Column | How will you commemorate the ACLU’s 100th birthday?
Did you realize that Jan. 19 marks the 100th birthday of that indefatigable advocacy group the American Civil Liberties Union?
People have a visceral reaction to the inescapable headlines about the ACLU; you either love it or hate it. (As in “Yay! I’m being protected from racial profiling” versus “But I didn’t KNOW using the Lord’s name around a SCHOOL of fish was a violation of the separation of church and state!”)
For a full century, the group has worked tirelessly to defend the Constitution of the United States. Of course, their courting of activist judges shows they view it as a “living document” (unless its mommy doesn’t want it living anymore).
The ACLU wants everyone to enjoy human dignity and breathe freely. (“If your breathing is a tad nonexistent, we can still file an injunction and get you a voter registration card.”)
The nonprofit organization undeniably leans to the left, but its role in society is much more nuanced than that.
Yes, the ACLU supports affirmative action, adoptions by LGBTQ parents, the Roe v. Wade abortion ruling and bans on school-sanctioned prayers. But it has also worked with the National Rifle Association to prevent creation of a national gun registry, supported the Supreme Court decision in Citizens United v. FEC (which allowed corporations and unions more political speech rights) and opposes state censorship of Confederate flags.
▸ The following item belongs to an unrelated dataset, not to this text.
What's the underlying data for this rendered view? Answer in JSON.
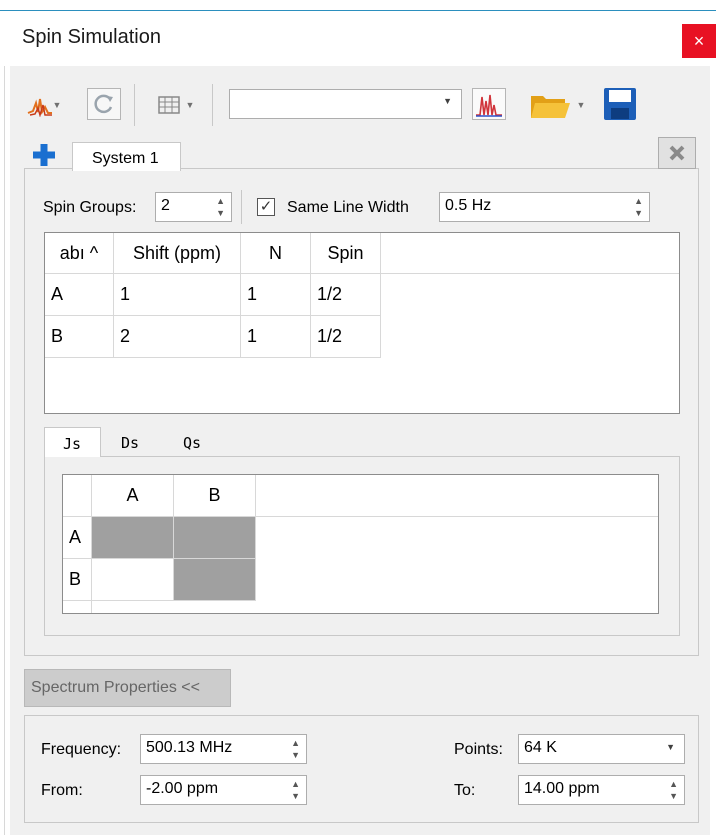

Is there a single American who doesn’t owe at least a GRUDGING “thank you” to the ACLU, whether it be for the Miranda rights of the accused, more humane treatment of mental illness or attempts to apply the brakes to a government surveillance state?
No one should automatically think of the ACLU as “the enemy,” because we never know when we might have to go running to them for help. (Running – and hopping over the sidewalk piles of excrement left by transient ACLU clients, but running nonetheless.)
We’re not really a nation of ingrates. It’s just that, to some segments of society, the ACLU seems to be photo-bombing every single issue more serious than the color of the dog catcher’s badge. Besides volunteers, they employ nearly 300 staff lawyers. As the saying goes, “When your only tool is 300 lawyers, every job starts to look like 300 lawsuits.”
Citizens outside the groups most often catered to by the ACLU are glad the organization did the heavy lifting on certain labor laws or housing laws 10, 25, 50 years ago. But right now, they view them like a hazmat team that cleans up a nuclear power plant meltdown and then hangs around indefinitely to nitpick. (“You’re not going to leave that paper clip lying around at an OCD-triggering angle, are you, dude?”)
Sometimes the ACLU does get a little overzealous, as in its unbridled push for immigrant rights – bending over backward for the alien who harvests your lettuce, the alien who raises your kids, the alien who pops out of your chest… (“Don’t worry. We’ve gotten a restraining order against Sigourney Weaver!”)
But, seriously, folks – I’m glad the ACLU exists. It would be a scary world if any single viewpoint ran roughshod over everything else.
The ACLU has been part of the “give and take” of American life for a century, and I hope it’s still here in another hundred years. Maybe I’ll vote to give them a bicentennial grant. Twice.